Par ailleurs, une autre source de souffrance pour les chrétiens de la République islamique du Pakistan réside dans l’abus de la loi anti-blasphème, qui punit de mort ceux qui prononcent des paroles outrageantes vis-à-vis de l′Islam. C′est à cause de cette loi qu′un garçon chrétien de Lahore, Patras Masih, a récemment été accusé d’offenser le prophète Mahomet.
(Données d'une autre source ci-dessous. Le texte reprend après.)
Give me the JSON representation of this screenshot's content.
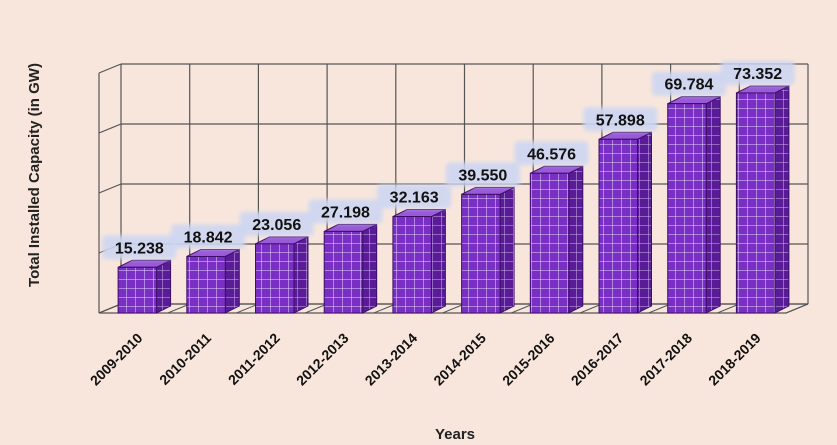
{
  "chart_data": {
    "type": "bar",
    "title": "",
    "xlabel": "Years",
    "ylabel": "Total Installed Capacity (in GW)",
    "categories": [
      "2009-2010",
      "2010-2011",
      "2011-2012",
      "2012-2013",
      "2013-2014",
      "2014-2015",
      "2015-2016",
      "2016-2017",
      "2017-2018",
      "2018-2019"
    ],
    "values": [
      15.238,
      18.842,
      23.056,
      27.198,
      32.163,
      39.55,
      46.576,
      57.898,
      69.784,
      73.352
    ],
    "value_labels": [
      "15.238",
      "18.842",
      "23.056",
      "27.198",
      "32.163",
      "39.550",
      "46.576",
      "57.898",
      "69.784",
      "73.352"
    ],
    "ylim": [
      0,
      80
    ],
    "grid": true,
    "legend": "none",
    "style": "3d-bar",
    "colors": {
      "background": "#f8e6dc",
      "bar_front": "#7a2fc4",
      "bar_side": "#5a1c96",
      "bar_top": "#9a5ad8",
      "bar_grid": "#e8d8ff",
      "gridline": "#555555",
      "label_box": "#cdd6f2"
    }
  }
}
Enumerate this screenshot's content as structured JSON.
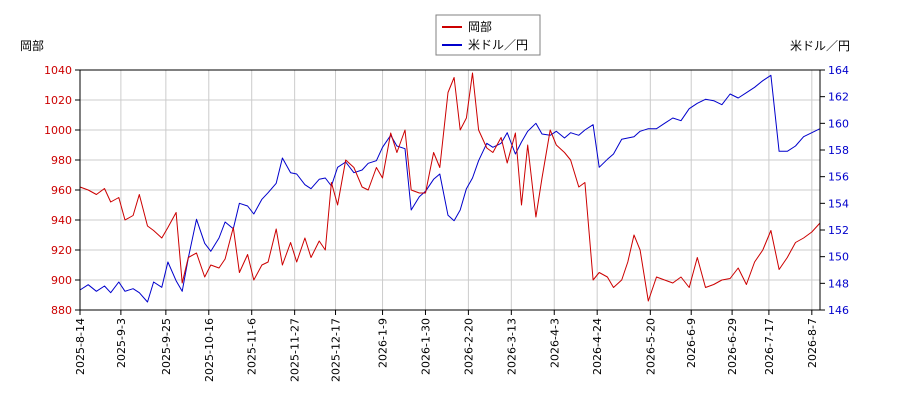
{
  "chart_data": {
    "type": "line",
    "left_axis_label": "岡部",
    "right_axis_label": "米ドル／円",
    "left_ylim": [
      880,
      1040
    ],
    "left_ticks": [
      880,
      900,
      920,
      940,
      960,
      980,
      1000,
      1020,
      1040
    ],
    "right_ylim": [
      146,
      164
    ],
    "right_ticks": [
      146,
      148,
      150,
      152,
      154,
      156,
      158,
      160,
      162,
      164
    ],
    "x_range": [
      "2025-08-14",
      "2026-08-11"
    ],
    "x_ticks": [
      "2025-8-14",
      "2025-9-3",
      "2025-9-25",
      "2025-10-16",
      "2025-11-6",
      "2025-11-27",
      "2025-12-17",
      "2026-1-9",
      "2026-1-30",
      "2026-2-20",
      "2026-3-13",
      "2026-4-3",
      "2026-4-24",
      "2026-5-20",
      "2026-6-9",
      "2026-6-29",
      "2026-7-17",
      "2026-8-7"
    ],
    "grid": true,
    "legend_position": "top-center",
    "series": [
      {
        "name": "岡部",
        "axis": "left",
        "color": "#cc0000",
        "points": [
          [
            "2025-08-14",
            962
          ],
          [
            "2025-08-18",
            960
          ],
          [
            "2025-08-22",
            957
          ],
          [
            "2025-08-26",
            961
          ],
          [
            "2025-08-29",
            952
          ],
          [
            "2025-09-02",
            955
          ],
          [
            "2025-09-05",
            940
          ],
          [
            "2025-09-09",
            943
          ],
          [
            "2025-09-12",
            957
          ],
          [
            "2025-09-16",
            936
          ],
          [
            "2025-09-19",
            933
          ],
          [
            "2025-09-23",
            928
          ],
          [
            "2025-09-26",
            935
          ],
          [
            "2025-09-30",
            945
          ],
          [
            "2025-10-03",
            898
          ],
          [
            "2025-10-06",
            915
          ],
          [
            "2025-10-10",
            918
          ],
          [
            "2025-10-14",
            902
          ],
          [
            "2025-10-17",
            910
          ],
          [
            "2025-10-21",
            908
          ],
          [
            "2025-10-24",
            914
          ],
          [
            "2025-10-28",
            935
          ],
          [
            "2025-10-31",
            905
          ],
          [
            "2025-11-04",
            917
          ],
          [
            "2025-11-07",
            900
          ],
          [
            "2025-11-11",
            910
          ],
          [
            "2025-11-14",
            912
          ],
          [
            "2025-11-18",
            934
          ],
          [
            "2025-11-21",
            910
          ],
          [
            "2025-11-25",
            925
          ],
          [
            "2025-11-28",
            912
          ],
          [
            "2025-12-02",
            928
          ],
          [
            "2025-12-05",
            915
          ],
          [
            "2025-12-09",
            926
          ],
          [
            "2025-12-12",
            920
          ],
          [
            "2025-12-15",
            965
          ],
          [
            "2025-12-18",
            950
          ],
          [
            "2025-12-22",
            980
          ],
          [
            "2025-12-26",
            975
          ],
          [
            "2025-12-30",
            962
          ],
          [
            "2026-01-02",
            960
          ],
          [
            "2026-01-06",
            975
          ],
          [
            "2026-01-09",
            968
          ],
          [
            "2026-01-13",
            998
          ],
          [
            "2026-01-16",
            985
          ],
          [
            "2026-01-20",
            1000
          ],
          [
            "2026-01-23",
            960
          ],
          [
            "2026-01-27",
            958
          ],
          [
            "2026-01-30",
            958
          ],
          [
            "2026-02-03",
            985
          ],
          [
            "2026-02-06",
            975
          ],
          [
            "2026-02-10",
            1025
          ],
          [
            "2026-02-13",
            1035
          ],
          [
            "2026-02-16",
            1000
          ],
          [
            "2026-02-19",
            1008
          ],
          [
            "2026-02-22",
            1038
          ],
          [
            "2026-02-25",
            1000
          ],
          [
            "2026-03-01",
            988
          ],
          [
            "2026-03-04",
            985
          ],
          [
            "2026-03-08",
            995
          ],
          [
            "2026-03-11",
            978
          ],
          [
            "2026-03-15",
            998
          ],
          [
            "2026-03-18",
            950
          ],
          [
            "2026-03-21",
            990
          ],
          [
            "2026-03-25",
            942
          ],
          [
            "2026-03-28",
            968
          ],
          [
            "2026-04-01",
            1000
          ],
          [
            "2026-04-04",
            990
          ],
          [
            "2026-04-08",
            985
          ],
          [
            "2026-04-11",
            980
          ],
          [
            "2026-04-15",
            962
          ],
          [
            "2026-04-18",
            965
          ],
          [
            "2026-04-22",
            900
          ],
          [
            "2026-04-25",
            905
          ],
          [
            "2026-04-29",
            902
          ],
          [
            "2026-05-02",
            895
          ],
          [
            "2026-05-06",
            900
          ],
          [
            "2026-05-09",
            912
          ],
          [
            "2026-05-12",
            930
          ],
          [
            "2026-05-15",
            920
          ],
          [
            "2026-05-19",
            886
          ],
          [
            "2026-05-23",
            902
          ],
          [
            "2026-05-27",
            900
          ],
          [
            "2026-05-31",
            898
          ],
          [
            "2026-06-04",
            902
          ],
          [
            "2026-06-08",
            895
          ],
          [
            "2026-06-12",
            915
          ],
          [
            "2026-06-16",
            895
          ],
          [
            "2026-06-20",
            897
          ],
          [
            "2026-06-24",
            900
          ],
          [
            "2026-06-28",
            901
          ],
          [
            "2026-07-02",
            908
          ],
          [
            "2026-07-06",
            897
          ],
          [
            "2026-07-10",
            912
          ],
          [
            "2026-07-14",
            920
          ],
          [
            "2026-07-18",
            933
          ],
          [
            "2026-07-22",
            907
          ],
          [
            "2026-07-26",
            915
          ],
          [
            "2026-07-30",
            925
          ],
          [
            "2026-08-03",
            928
          ],
          [
            "2026-08-07",
            932
          ],
          [
            "2026-08-11",
            938
          ]
        ]
      },
      {
        "name": "米ドル／円",
        "axis": "right",
        "color": "#0000cc",
        "points": [
          [
            "2025-08-14",
            147.5
          ],
          [
            "2025-08-18",
            147.9
          ],
          [
            "2025-08-22",
            147.4
          ],
          [
            "2025-08-26",
            147.8
          ],
          [
            "2025-08-29",
            147.3
          ],
          [
            "2025-09-02",
            148.1
          ],
          [
            "2025-09-05",
            147.4
          ],
          [
            "2025-09-09",
            147.6
          ],
          [
            "2025-09-12",
            147.3
          ],
          [
            "2025-09-16",
            146.6
          ],
          [
            "2025-09-19",
            148.1
          ],
          [
            "2025-09-23",
            147.7
          ],
          [
            "2025-09-26",
            149.6
          ],
          [
            "2025-09-30",
            148.2
          ],
          [
            "2025-10-03",
            147.4
          ],
          [
            "2025-10-06",
            149.9
          ],
          [
            "2025-10-10",
            152.8
          ],
          [
            "2025-10-14",
            151.0
          ],
          [
            "2025-10-17",
            150.4
          ],
          [
            "2025-10-21",
            151.4
          ],
          [
            "2025-10-24",
            152.6
          ],
          [
            "2025-10-28",
            152.1
          ],
          [
            "2025-10-31",
            154.0
          ],
          [
            "2025-11-04",
            153.8
          ],
          [
            "2025-11-07",
            153.2
          ],
          [
            "2025-11-11",
            154.3
          ],
          [
            "2025-11-14",
            154.8
          ],
          [
            "2025-11-18",
            155.5
          ],
          [
            "2025-11-21",
            157.4
          ],
          [
            "2025-11-25",
            156.3
          ],
          [
            "2025-11-28",
            156.2
          ],
          [
            "2025-12-02",
            155.4
          ],
          [
            "2025-12-05",
            155.1
          ],
          [
            "2025-12-09",
            155.8
          ],
          [
            "2025-12-12",
            155.9
          ],
          [
            "2025-12-15",
            155.3
          ],
          [
            "2025-12-18",
            156.7
          ],
          [
            "2025-12-22",
            157.1
          ],
          [
            "2025-12-26",
            156.3
          ],
          [
            "2025-12-30",
            156.5
          ],
          [
            "2026-01-02",
            157.0
          ],
          [
            "2026-01-06",
            157.2
          ],
          [
            "2026-01-09",
            158.2
          ],
          [
            "2026-01-13",
            159.1
          ],
          [
            "2026-01-16",
            158.3
          ],
          [
            "2026-01-20",
            158.1
          ],
          [
            "2026-01-23",
            153.5
          ],
          [
            "2026-01-27",
            154.5
          ],
          [
            "2026-01-30",
            154.9
          ],
          [
            "2026-02-03",
            155.8
          ],
          [
            "2026-02-06",
            156.2
          ],
          [
            "2026-02-10",
            153.1
          ],
          [
            "2026-02-13",
            152.7
          ],
          [
            "2026-02-16",
            153.5
          ],
          [
            "2026-02-19",
            155.1
          ],
          [
            "2026-02-22",
            155.9
          ],
          [
            "2026-02-25",
            157.2
          ],
          [
            "2026-03-01",
            158.5
          ],
          [
            "2026-03-04",
            158.2
          ],
          [
            "2026-03-08",
            158.5
          ],
          [
            "2026-03-11",
            159.3
          ],
          [
            "2026-03-15",
            157.7
          ],
          [
            "2026-03-18",
            158.6
          ],
          [
            "2026-03-21",
            159.4
          ],
          [
            "2026-03-25",
            160.0
          ],
          [
            "2026-03-28",
            159.2
          ],
          [
            "2026-04-01",
            159.1
          ],
          [
            "2026-04-04",
            159.4
          ],
          [
            "2026-04-08",
            158.9
          ],
          [
            "2026-04-11",
            159.3
          ],
          [
            "2026-04-15",
            159.1
          ],
          [
            "2026-04-18",
            159.5
          ],
          [
            "2026-04-22",
            159.9
          ],
          [
            "2026-04-25",
            156.7
          ],
          [
            "2026-04-29",
            157.3
          ],
          [
            "2026-05-02",
            157.7
          ],
          [
            "2026-05-06",
            158.8
          ],
          [
            "2026-05-09",
            158.9
          ],
          [
            "2026-05-12",
            159.0
          ],
          [
            "2026-05-15",
            159.4
          ],
          [
            "2026-05-19",
            159.6
          ],
          [
            "2026-05-23",
            159.6
          ],
          [
            "2026-05-27",
            160.0
          ],
          [
            "2026-05-31",
            160.4
          ],
          [
            "2026-06-04",
            160.2
          ],
          [
            "2026-06-08",
            161.1
          ],
          [
            "2026-06-12",
            161.5
          ],
          [
            "2026-06-16",
            161.8
          ],
          [
            "2026-06-20",
            161.7
          ],
          [
            "2026-06-24",
            161.4
          ],
          [
            "2026-06-28",
            162.2
          ],
          [
            "2026-07-02",
            161.9
          ],
          [
            "2026-07-06",
            162.3
          ],
          [
            "2026-07-10",
            162.7
          ],
          [
            "2026-07-14",
            163.2
          ],
          [
            "2026-07-18",
            163.6
          ],
          [
            "2026-07-22",
            157.9
          ],
          [
            "2026-07-26",
            157.9
          ],
          [
            "2026-07-30",
            158.3
          ],
          [
            "2026-08-03",
            159.0
          ],
          [
            "2026-08-07",
            159.3
          ],
          [
            "2026-08-11",
            159.6
          ]
        ]
      }
    ]
  }
}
C′est également à cause de cette même loi qu′Asia Bibi est emprisonnée depuis 2009. ″Je pense souvent à ta mère et je prie pour elle″, avait confié le pape François à la fille de la “martyre“, lors d’une audience en février dernier, à Rome.

Pour Mgr Coutts, une fois de plus, un innocent est accusé sans aucune preuve et sans possibilité de se défendre. « Tôt ou tard, explique-t-il, quelqu’un d’autre sera accusé ». Qu′il soit véritablement coupable ou innocent. Il faut par conséquent un véritable changement de mentalité afin d’empêcher l’abus de la règle, qui est une véritable épée de Damoclès. Malheureusement, « le problème de la loi anti-blasphème est inhérent à notre société », déclare l′archevêque.